Tu parles. Pour surfer sous la couette, c’est quand même mieux. Je me rêvai au chaud, relevant des courriers électroniques chiffrés sur ma messagerie Wouahou. Que je décoderais avec quoi, au fait ?

« C’est parfait », émit-il avec conviction en se mouchant.

Silence. C’était tout ? Il n’avait rien d’autre à me dire ? Pas de documents à me fournir ? Je m’étais crotté dans la forêt pour des prunes ?

« Vous me parliez des indices.

— Rien de probant. Répartition. Typologie du décès. Emploi. Mais bof. Vous y verrez plus clair par vous-même.

— Vous me faites confiance.

— C’est tout à fait ça. »

Le pied.

Il se moucha encore une fois avant de partir sur un autre sujet qui n’avait à première vue aucun rapport.

« Savez-vous comment a été fondée l’Agence ?

— Pas la moindre idée.

— Je vous donne un nom.

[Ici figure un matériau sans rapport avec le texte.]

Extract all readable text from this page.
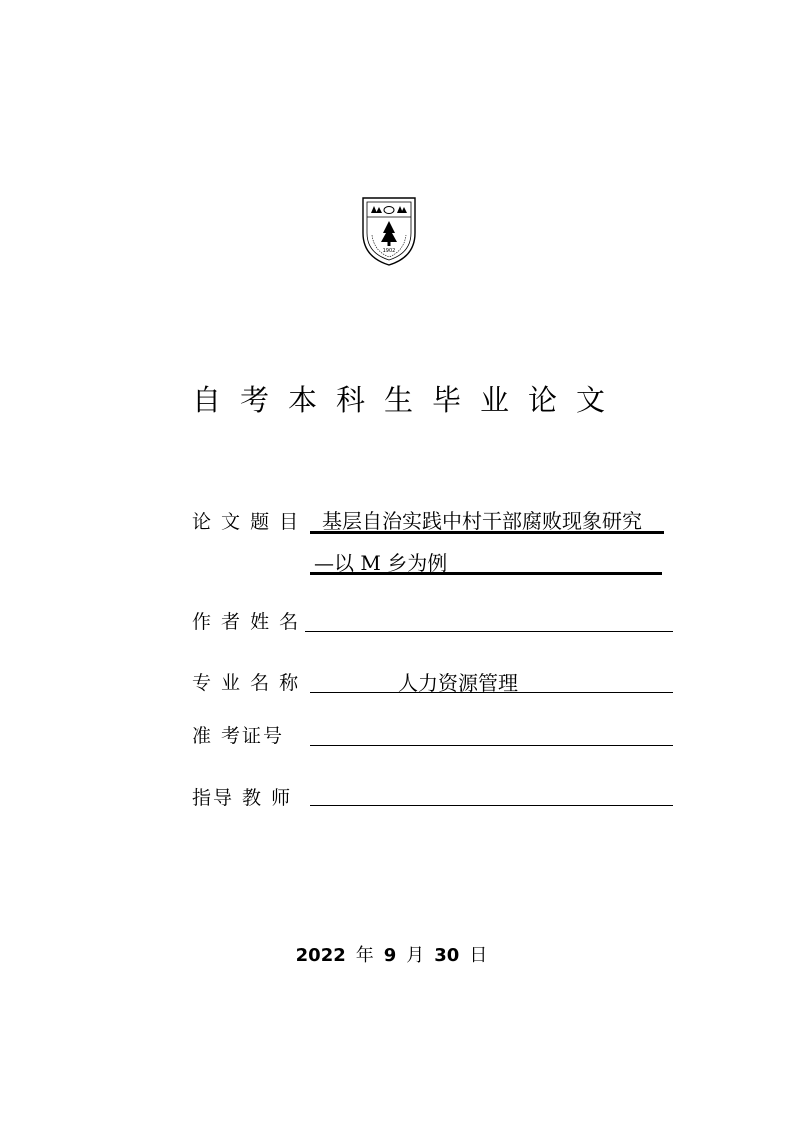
1902
自考本科生毕业论文
论 文 题 目 基层自治实践中村干部腐败现象研究
—以 M 乡为例
作 者 姓 名
专 业 名 称	人力资源管理
准 考证号
指导 教 师
2022 年 9 月 30 日
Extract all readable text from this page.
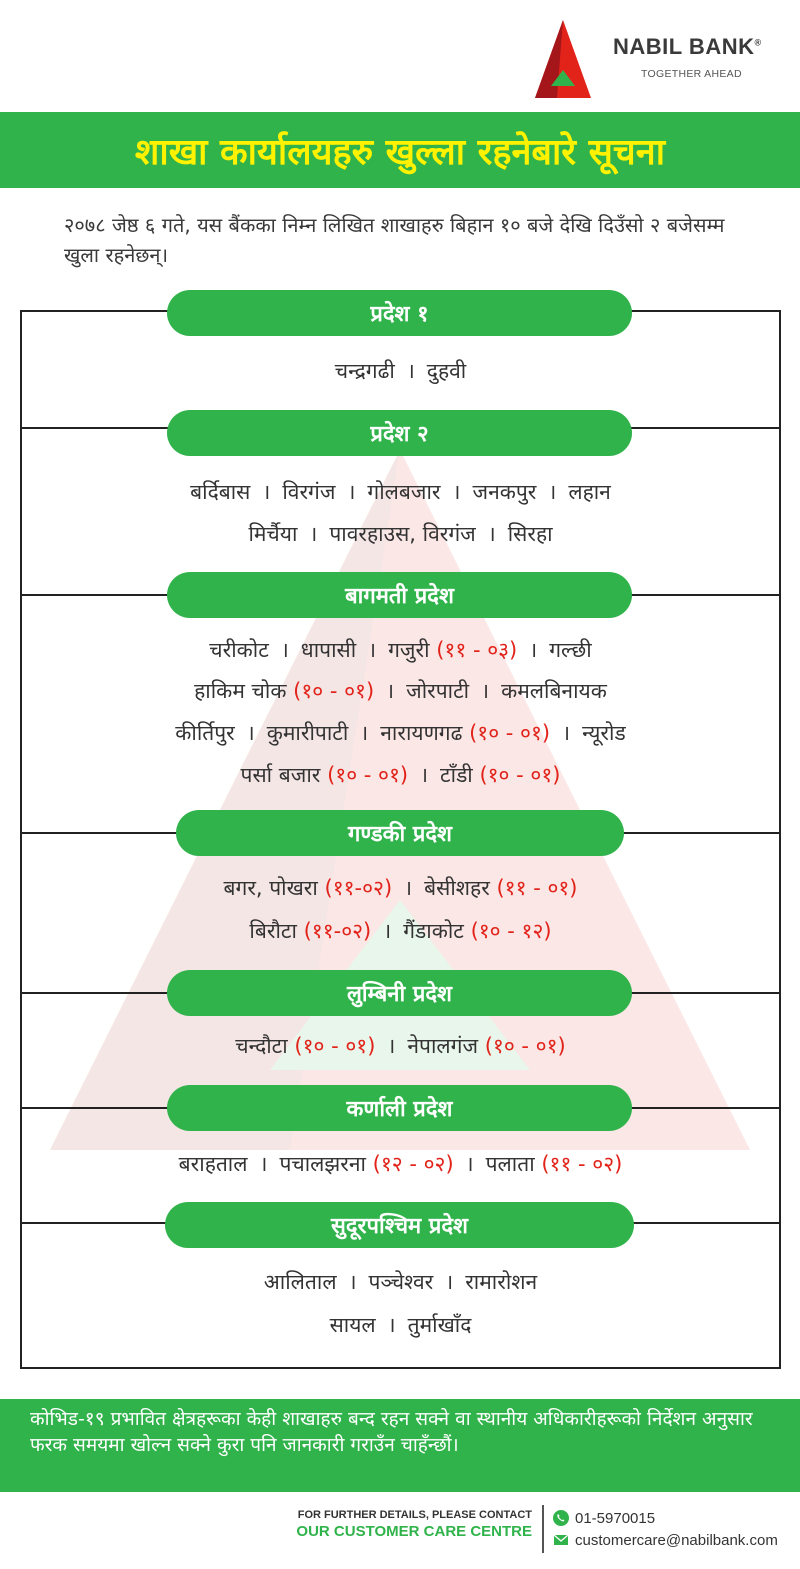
NABIL BANK®
TOGETHER AHEAD
शाखा कार्यालयहरु खुल्ला रहनेबारे सूचना

२०७८ जेष्ठ ६ गते, यस बैंकका निम्न लिखित शाखाहरु बिहान १० बजे देखि दिउँसो २ बजेसम्म खुला रहनेछन्।

प्रदेश १
चन्द्रगढी । दुहवी
प्रदेश २
बर्दिबास । विरगंज । गोलबजार । जनकपुर । लहान
मिर्चैया । पावरहाउस, विरगंज । सिरहा
बागमती प्रदेश
चरीकोट । धापासी । गजुरी (११ - ०३) । गल्छी
हाकिम चोक (१० - ०१) । जोरपाटी । कमलबिनायक
कीर्तिपुर । कुमारीपाटी । नारायणगढ (१० - ०१) । न्यूरोड
पर्सा बजार (१० - ०१) । टाँडी (१० - ०१)
गण्डकी प्रदेश
बगर, पोखरा (११-०२) । बेसीशहर (११ - ०१)
बिरौटा (११-०२) । गैंडाकोट (१० - १२)
लुम्बिनी प्रदेश
चन्दौटा (१० - ०१) । नेपालगंज (१० - ०१)
कर्णाली प्रदेश
बराहताल । पचालझरना (१२ - ०२) । पलाता (११ - ०२)
सुदूरपश्चिम प्रदेश
आलिताल । पञ्चेश्वर । रामारोशन
सायल । तुर्माखाँद

कोभिड-१९ प्रभावित क्षेत्रहरूका केही शाखाहरु बन्द रहन सक्ने वा स्थानीय अधिकारीहरूको निर्देशन अनुसार फरक समयमा खोल्न सक्ने कुरा पनि जानकारी गराउँन चाहँन्छौं।

FOR FURTHER DETAILS, PLEASE CONTACT
OUR CUSTOMER CARE CENTRE
01-5970015
customercare@nabilbank.com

Stanislas Lem. Ça devrait suffire.

— Un écrivain de science-fiction, c’est ça ?

— Perspicace, vous êtes perspicace. Très juste. Lui-même. Et pourquoi ? » J’avais une petite idée, mais d’un revers de main il balaya mes velléités de répondre. « Ne dites rien. Nous nous sommes compris. N’est-ce pas ?

— Tout à fait. Nous nous sommes compris. »

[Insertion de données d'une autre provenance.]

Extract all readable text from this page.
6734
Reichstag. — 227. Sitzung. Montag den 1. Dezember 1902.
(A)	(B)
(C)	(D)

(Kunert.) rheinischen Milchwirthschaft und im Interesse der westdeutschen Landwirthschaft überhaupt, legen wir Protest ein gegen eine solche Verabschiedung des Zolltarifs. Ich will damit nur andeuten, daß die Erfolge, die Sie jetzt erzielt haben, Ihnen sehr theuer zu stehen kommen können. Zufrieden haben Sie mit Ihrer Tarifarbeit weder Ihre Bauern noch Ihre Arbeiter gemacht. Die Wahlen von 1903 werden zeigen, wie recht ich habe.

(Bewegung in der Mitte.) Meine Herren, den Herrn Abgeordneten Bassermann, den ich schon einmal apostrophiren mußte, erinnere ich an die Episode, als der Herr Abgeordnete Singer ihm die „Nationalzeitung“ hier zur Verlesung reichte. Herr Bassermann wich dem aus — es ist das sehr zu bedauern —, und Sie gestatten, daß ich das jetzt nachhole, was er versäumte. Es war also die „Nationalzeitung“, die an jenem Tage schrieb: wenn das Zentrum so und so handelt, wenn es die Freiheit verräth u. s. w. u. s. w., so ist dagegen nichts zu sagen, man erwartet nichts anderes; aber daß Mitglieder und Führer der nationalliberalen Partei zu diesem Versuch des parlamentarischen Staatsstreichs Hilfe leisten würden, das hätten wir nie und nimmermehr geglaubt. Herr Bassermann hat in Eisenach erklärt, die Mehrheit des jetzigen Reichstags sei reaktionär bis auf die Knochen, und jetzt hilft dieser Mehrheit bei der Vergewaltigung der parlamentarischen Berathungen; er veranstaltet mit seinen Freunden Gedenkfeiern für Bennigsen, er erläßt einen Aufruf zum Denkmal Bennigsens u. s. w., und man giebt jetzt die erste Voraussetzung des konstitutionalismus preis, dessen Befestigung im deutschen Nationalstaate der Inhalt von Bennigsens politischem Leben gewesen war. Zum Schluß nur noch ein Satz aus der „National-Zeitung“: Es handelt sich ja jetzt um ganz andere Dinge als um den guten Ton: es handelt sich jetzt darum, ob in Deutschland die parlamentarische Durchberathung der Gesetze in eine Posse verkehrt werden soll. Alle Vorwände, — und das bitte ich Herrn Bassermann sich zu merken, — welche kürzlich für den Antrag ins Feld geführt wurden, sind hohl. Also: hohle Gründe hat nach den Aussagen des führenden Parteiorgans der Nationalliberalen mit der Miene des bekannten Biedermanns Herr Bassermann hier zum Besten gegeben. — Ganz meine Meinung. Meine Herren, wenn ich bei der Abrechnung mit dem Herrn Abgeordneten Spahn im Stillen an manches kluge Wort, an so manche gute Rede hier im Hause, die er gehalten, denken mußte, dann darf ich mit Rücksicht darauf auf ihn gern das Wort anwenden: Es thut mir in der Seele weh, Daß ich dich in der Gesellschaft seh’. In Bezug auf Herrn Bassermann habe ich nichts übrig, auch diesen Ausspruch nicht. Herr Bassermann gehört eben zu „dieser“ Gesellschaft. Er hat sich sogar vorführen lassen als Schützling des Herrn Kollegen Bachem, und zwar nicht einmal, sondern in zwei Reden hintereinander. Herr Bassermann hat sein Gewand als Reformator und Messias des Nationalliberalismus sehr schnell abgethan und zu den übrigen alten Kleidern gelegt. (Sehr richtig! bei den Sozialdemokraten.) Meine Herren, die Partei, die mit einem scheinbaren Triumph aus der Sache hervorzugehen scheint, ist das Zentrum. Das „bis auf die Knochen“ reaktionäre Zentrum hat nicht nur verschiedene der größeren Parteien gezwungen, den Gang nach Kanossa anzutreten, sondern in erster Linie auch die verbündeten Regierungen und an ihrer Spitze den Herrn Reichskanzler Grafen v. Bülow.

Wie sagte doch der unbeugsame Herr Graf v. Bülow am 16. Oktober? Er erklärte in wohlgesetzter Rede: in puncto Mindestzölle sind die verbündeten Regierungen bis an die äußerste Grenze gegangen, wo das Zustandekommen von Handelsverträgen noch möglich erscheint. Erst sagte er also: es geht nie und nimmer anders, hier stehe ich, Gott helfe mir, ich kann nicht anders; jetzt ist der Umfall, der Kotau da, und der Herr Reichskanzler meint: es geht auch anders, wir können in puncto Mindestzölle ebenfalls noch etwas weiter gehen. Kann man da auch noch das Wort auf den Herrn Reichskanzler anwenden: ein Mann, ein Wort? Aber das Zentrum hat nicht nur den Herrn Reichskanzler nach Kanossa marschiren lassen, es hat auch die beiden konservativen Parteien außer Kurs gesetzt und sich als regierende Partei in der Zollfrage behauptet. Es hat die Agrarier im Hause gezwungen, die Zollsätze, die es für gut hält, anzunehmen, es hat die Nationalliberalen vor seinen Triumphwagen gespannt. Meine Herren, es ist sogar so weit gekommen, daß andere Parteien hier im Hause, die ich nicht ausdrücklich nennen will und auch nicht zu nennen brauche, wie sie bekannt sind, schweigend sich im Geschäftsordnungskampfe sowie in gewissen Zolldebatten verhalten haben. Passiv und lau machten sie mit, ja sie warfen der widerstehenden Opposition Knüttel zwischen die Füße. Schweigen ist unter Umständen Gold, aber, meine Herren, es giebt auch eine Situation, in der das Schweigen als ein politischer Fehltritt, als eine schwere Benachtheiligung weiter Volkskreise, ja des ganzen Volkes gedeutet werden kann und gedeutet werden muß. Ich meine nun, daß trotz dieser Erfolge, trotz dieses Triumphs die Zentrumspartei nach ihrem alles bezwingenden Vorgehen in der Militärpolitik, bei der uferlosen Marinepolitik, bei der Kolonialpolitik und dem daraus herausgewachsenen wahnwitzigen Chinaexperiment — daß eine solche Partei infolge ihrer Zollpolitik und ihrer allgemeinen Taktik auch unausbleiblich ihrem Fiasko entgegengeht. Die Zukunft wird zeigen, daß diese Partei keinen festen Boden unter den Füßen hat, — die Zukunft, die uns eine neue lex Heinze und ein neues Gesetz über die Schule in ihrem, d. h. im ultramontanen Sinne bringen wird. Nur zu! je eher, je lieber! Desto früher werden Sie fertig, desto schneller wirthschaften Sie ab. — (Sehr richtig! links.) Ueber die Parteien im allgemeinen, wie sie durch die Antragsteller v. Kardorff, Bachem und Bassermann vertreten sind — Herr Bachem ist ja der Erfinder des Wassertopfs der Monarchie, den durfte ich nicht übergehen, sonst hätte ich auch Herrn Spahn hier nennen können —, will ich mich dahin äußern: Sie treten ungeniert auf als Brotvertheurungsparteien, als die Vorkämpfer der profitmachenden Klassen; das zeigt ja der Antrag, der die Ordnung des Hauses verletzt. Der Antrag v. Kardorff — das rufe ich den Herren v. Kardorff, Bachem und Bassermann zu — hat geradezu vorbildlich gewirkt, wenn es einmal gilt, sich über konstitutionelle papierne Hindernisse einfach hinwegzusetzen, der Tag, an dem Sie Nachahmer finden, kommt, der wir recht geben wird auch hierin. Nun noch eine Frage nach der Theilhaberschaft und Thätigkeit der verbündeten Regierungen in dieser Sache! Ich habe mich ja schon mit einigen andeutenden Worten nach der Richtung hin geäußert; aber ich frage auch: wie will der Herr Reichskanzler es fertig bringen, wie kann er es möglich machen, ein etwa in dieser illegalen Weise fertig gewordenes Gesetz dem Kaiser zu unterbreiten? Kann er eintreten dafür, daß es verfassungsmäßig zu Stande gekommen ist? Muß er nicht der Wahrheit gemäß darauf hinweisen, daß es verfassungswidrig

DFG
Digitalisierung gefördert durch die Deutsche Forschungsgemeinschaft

Il eut l’air heureux. Je venais de mentir, mais si ça lui faisait plaisir… Un sourire gris traversa son visage buriné par des années à escalader des montagnes de paperasses stériles. Je pouvais le quitter. Il me serra la main, me laissa sortir sans m’accompagner. Une fois dans le parc je soufflai. Les nuages se déchiraient et un soleil bas cuivrait l’horizon avec un incomparable sens du kitsch. Je redescendis sans me presser jusqu’à la gare, au moment où débutait une grève-surprise. Entre attendre et trouver un hôtel, je n’hésitai pas. Puisque les fonds ne sortaient pas de ma poche, je pouvais bien en profiter. Et puis j’avais un peu de temps. Le compte à rebours se déclencherait quand j’aurais reçu le signal de bouger mes fesses. Dans quelques jours. J’avais le temps de voir venir. Et de passer dans une bibliothèque. Il fallait d’abord que se sache ce qu’il avait exactement voulu sous-entendre en mentionnant Stanislas Lem. Parce que, me soufflait mon intuition, ça pourrait très bien orienter ma Mission.

 

 


Note 1 – Toute ressemblance avec des lieux proches de Chevreuse (Yvelines) ne serait pas nécessairement fortuite.